The Role of Social Media in the #FreeDurov and #OpDurov Campaign
Vkontakte, before being sold off by Durov, was a vital hub for communication and information exchange among Russian hacktivists. Its relatively lax stance on copyright enforcement made it a rich resource for illicit content and a key player in the hacktivist landscape.
According to the latest Cyble’s report, Telegram, Durov’s subsequent venture, continued this legacy by providing a secure platform for pro-Russian hacktivists to coordinate, share resources, and operate with minimal interference. Durov’s staunch support for privacy and free speech offered a conducive environment for hacktivist activities, making Telegram a haven for these groups.
Durov’s detention has brought together an unlikely coalition of supporters, including the Russian government, pro-Russian activists, and Russian opposition members in exile. Each group has expressed its discontent with the French authorities’ decision, albeit in varied ways. The Russian government and opposition issued official statements, while pro-Russian hacktivists swiftly mobilized to launch the #FreeDurov and #OpDurov campaigns.
The Emergence of #FreeDurov and #OpDurov Campaigns
News of Pavel Durov’s arrest spread rapidly through Russian activist channels on Telegram, sparking immediate reactions from hacktivist groups. The Collective Response Intelligence Lab (CRIL) began tracking the responses and activities of prominent hacktivist groups, including:
- People’s Cyber Army
- UserSec
- CyberDragon
- EvilWeb
- Rootsploit
- CGPlnet
- Overflame
- ReconSploit
- RipperSec
- 62IX (supported the campaign without active participation)
- High Society (alliance)
- Holy League (alliance)
UserSec was among the first to call for a collective response, urging other hacktivist groups to join the protest against France.
The High Society and Holy League alliances amplified this call through their Telegram channels. By August 25, UserSec and the People’s Cyber Army had already launched attacks on the Court of Cassation and the Administrative Court of Paris.
Escalation of Cyberattacks
As the days progressed, the coordinated cyber attacks intensified. By August 26, Russian and pro-Russian hacktivist collectives such as Cyber Dragon, ReconSploit, Evilweb, Rootsploit, CGPlnet, and RipperSec joined forces, targeting various French websites and EU-affiliated organizations.
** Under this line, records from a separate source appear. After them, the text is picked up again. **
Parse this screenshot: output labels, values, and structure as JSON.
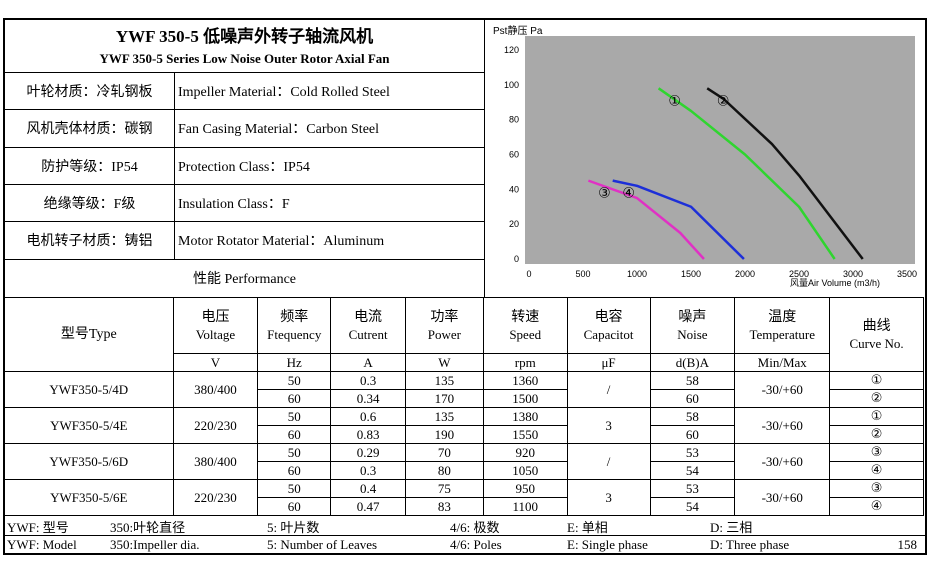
{
  "header": {
    "title_cn": "YWF 350-5 低噪声外转子轴流风机",
    "title_en": "YWF 350-5 Series Low Noise Outer Rotor Axial Fan"
  },
  "specs": [
    [
      "叶轮材质：冷轧钢板",
      "Impeller Material：Cold Rolled Steel"
    ],
    [
      "风机壳体材质：碳钢",
      "Fan Casing Material：Carbon Steel"
    ],
    [
      "防护等级：IP54",
      "Protection Class：IP54"
    ],
    [
      "绝缘等级：F级",
      "Insulation Class：F"
    ],
    [
      "电机转子材质：铸铝",
      "Motor Rotator Material：Aluminum"
    ]
  ],
  "performance_label": "性能  Performance",
  "chart_data": {
    "type": "line",
    "y_label": "Pst静压 Pa",
    "x_label": "风量Air Volume (m3/h)",
    "xlim": [
      0,
      3500
    ],
    "ylim": [
      0,
      120
    ],
    "xticks": [
      0,
      500,
      1000,
      1500,
      2000,
      2500,
      3000,
      3500
    ],
    "yticks": [
      0,
      20,
      40,
      60,
      80,
      100,
      120
    ],
    "grid": false,
    "series": [
      {
        "name": "①",
        "color": "#2fd52f",
        "x": [
          1200,
          1500,
          2000,
          2500,
          2830
        ],
        "values": [
          98,
          85,
          60,
          30,
          0
        ]
      },
      {
        "name": "②",
        "color": "#111111",
        "x": [
          1650,
          1800,
          2250,
          2500,
          3090
        ],
        "values": [
          98,
          92,
          66,
          48,
          0
        ]
      },
      {
        "name": "③",
        "color": "#e031c4",
        "x": [
          550,
          1000,
          1400,
          1620
        ],
        "values": [
          45,
          35,
          15,
          0
        ]
      },
      {
        "name": "④",
        "color": "#1d2fd8",
        "x": [
          775,
          1000,
          1500,
          1990
        ],
        "values": [
          45,
          42,
          30,
          0
        ]
      }
    ]
  },
  "table": {
    "headers": [
      {
        "cn": "型号Type"
      },
      {
        "cn": "电压",
        "en": "Voltage",
        "unit": "V"
      },
      {
        "cn": "频率",
        "en": "Ftequency",
        "unit": "Hz"
      },
      {
        "cn": "电流",
        "en": "Cutrent",
        "unit": "A"
      },
      {
        "cn": "功率",
        "en": "Power",
        "unit": "W"
      },
      {
        "cn": "转速",
        "en": "Speed",
        "unit": "rpm"
      },
      {
        "cn": "电容",
        "en": "Capacitot",
        "unit": "μF"
      },
      {
        "cn": "噪声",
        "en": "Noise",
        "unit": "d(B)A"
      },
      {
        "cn": "温度",
        "en": "Temperature",
        "unit": "Min/Max"
      },
      {
        "cn": "曲线",
        "en": "Curve No."
      }
    ],
    "rows": [
      {
        "model": "YWF350-5/4D",
        "voltage": "380/400",
        "capacitor": "/",
        "temp": "-30/+60",
        "sub": [
          {
            "freq": "50",
            "current": "0.3",
            "power": "135",
            "speed": "1360",
            "noise": "58",
            "curve": "①"
          },
          {
            "freq": "60",
            "current": "0.34",
            "power": "170",
            "speed": "1500",
            "noise": "60",
            "curve": "②"
          }
        ]
      },
      {
        "model": "YWF350-5/4E",
        "voltage": "220/230",
        "capacitor": "3",
        "temp": "-30/+60",
        "sub": [
          {
            "freq": "50",
            "current": "0.6",
            "power": "135",
            "speed": "1380",
            "noise": "58",
            "curve": "①"
          },
          {
            "freq": "60",
            "current": "0.83",
            "power": "190",
            "speed": "1550",
            "noise": "60",
            "curve": "②"
          }
        ]
      },
      {
        "model": "YWF350-5/6D",
        "voltage": "380/400",
        "capacitor": "/",
        "temp": "-30/+60",
        "sub": [
          {
            "freq": "50",
            "current": "0.29",
            "power": "70",
            "speed": "920",
            "noise": "53",
            "curve": "③"
          },
          {
            "freq": "60",
            "current": "0.3",
            "power": "80",
            "speed": "1050",
            "noise": "54",
            "curve": "④"
          }
        ]
      },
      {
        "model": "YWF350-5/6E",
        "voltage": "220/230",
        "capacitor": "3",
        "temp": "-30/+60",
        "sub": [
          {
            "freq": "50",
            "current": "0.4",
            "power": "75",
            "speed": "950",
            "noise": "53",
            "curve": "③"
          },
          {
            "freq": "60",
            "current": "0.47",
            "power": "83",
            "speed": "1100",
            "noise": "54",
            "curve": "④"
          }
        ]
      }
    ]
  },
  "footer": {
    "cn": [
      "YWF: 型号",
      "350:叶轮直径",
      "5: 叶片数",
      "4/6: 极数",
      "E: 单相",
      "D: 三相"
    ],
    "en": [
      "YWF: Model",
      "350:Impeller dia.",
      "5: Number of Leaves",
      "4/6: Poles",
      "E: Single phase",
      "D: Three phase"
    ],
    "page": "158"
  }
}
The following day, August 27, UserSec and the People’s Cyber Army claimed responsibility for attacks on the French financial giant AXA Group. They also targeted airports in Bayonne and Marseille-Provence, ferry services in Corsica, the French customs agency website, and the Agence Universitaire de la Francophonie (AUF).
Despite initial claims of a massive cyber assault on the day of Durov’s court hearing, activities notably declined. However, on August 28, the People’s Cyber Army released a video claiming they had accessed the Industrial Control Systems (ICS) of a French dam, specifically targeting a power transmission control panel developed by ELEC-ENR at a wind farm in Brittany.
Adding a layer of intrigue to the situation, a data leak surfaced in mid-August 2024, involving the Russian FSB Border Service database. This leak, discovered on a Telegram-based database leak channel, revealed sensitive information about individuals crossing Russia’s borders between 2014 and 2023, including Pavel Durov.
The data contradicted Durov’s claims of severing ties with Russia, showing that he had traveled to Russia over 50 times since his emigration. Notably, he was present in Russia on the day Roskomnadzor lifted the ban on Telegram. The database, known as “Kordon 2023,” disappeared shortly after its appearance, raising questions about its origins and purpose.